A Deep-learning Approach for Identifying Neuropeptides Based on Contrastive Learning
Introduction
Neuropeptides form a group of signaling molecules that are essential for the regulation of physiological functions and behaviors in the nervous system. Neuropeptides play essential roles in multiple processes, including neurotransmission, immune reactions, appetite management and mood regulation.
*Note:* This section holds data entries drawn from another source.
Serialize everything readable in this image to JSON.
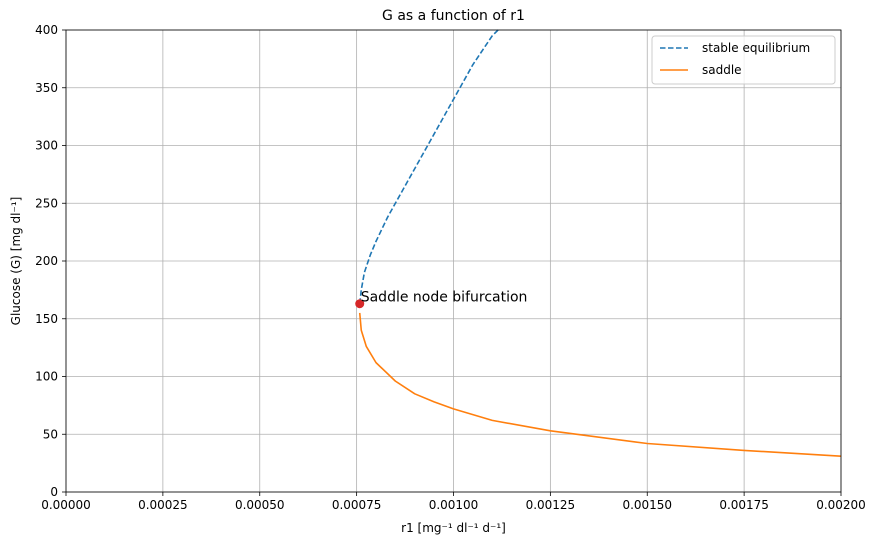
{
  "chart_data": {
    "type": "line",
    "title": "G as a function of r1",
    "xlabel": "r1 [mg⁻¹ dl⁻¹ d⁻¹]",
    "ylabel": "Glucose (G) [mg dl⁻¹]",
    "xlim": [
      0,
      0.002
    ],
    "ylim": [
      0,
      400
    ],
    "x_ticks": [
      "0.00000",
      "0.00025",
      "0.00050",
      "0.00075",
      "0.00100",
      "0.00125",
      "0.00150",
      "0.00175",
      "0.00200"
    ],
    "y_ticks": [
      "0",
      "50",
      "100",
      "150",
      "200",
      "250",
      "300",
      "350",
      "400"
    ],
    "grid": true,
    "legend_position": "top-right",
    "series": [
      {
        "name": "stable equilibrium",
        "color": "#1f77b4",
        "line_style": "dashed",
        "x": [
          0.000758,
          0.000762,
          0.00077,
          0.000785,
          0.0008,
          0.00083,
          0.00086,
          0.0009,
          0.00095,
          0.001,
          0.00105,
          0.0011,
          0.001115
        ],
        "y": [
          163,
          175,
          190,
          205,
          217,
          238,
          256,
          280,
          310,
          340,
          370,
          395,
          400
        ]
      },
      {
        "name": "saddle",
        "color": "#ff7f0e",
        "line_style": "solid",
        "x": [
          0.000758,
          0.000762,
          0.000775,
          0.0008,
          0.00085,
          0.0009,
          0.00095,
          0.001,
          0.0011,
          0.00125,
          0.0015,
          0.00175,
          0.002
        ],
        "y": [
          155,
          140,
          126,
          112,
          96,
          85,
          78,
          72,
          62,
          53,
          42,
          36,
          31
        ]
      }
    ],
    "annotations": [
      {
        "text": "Saddle node bifurcation",
        "x": 0.000758,
        "y": 163,
        "marker_color": "#d62728"
      }
    ]
  }
}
The recognition of neuropeptides furnishes vital scientific data for the early detection, precise treatment, and tailored medical approaches for associated diseases. Herein, we introduce NeuroCL, a state-of-the-art deep learning architecture engineered to proficiently detect neuropeptides (NPs) via the integration of cross-attention techniques and contrastive learning approaches. The NeuroCL framework incorporates the large language model (ESM-2) with classical feature encoding methods, thereby encompassing both broad contextual insights and granular sequence specifics, thus facilitating a detailed, multifaceted feature representation. Cross-attention mechanisms link features from the language model and handcrafted features, optimizing overall representation. Self-attention enhances the model's ability to identify critical information within sequences. Contrastive learning improves class separation and consistency, boosting classification accuracy and robustness in complex data. In summary, NeuroCL surpasses current cutting-edge techniques in the identification of NPs, outperforming them across five evaluation metrics.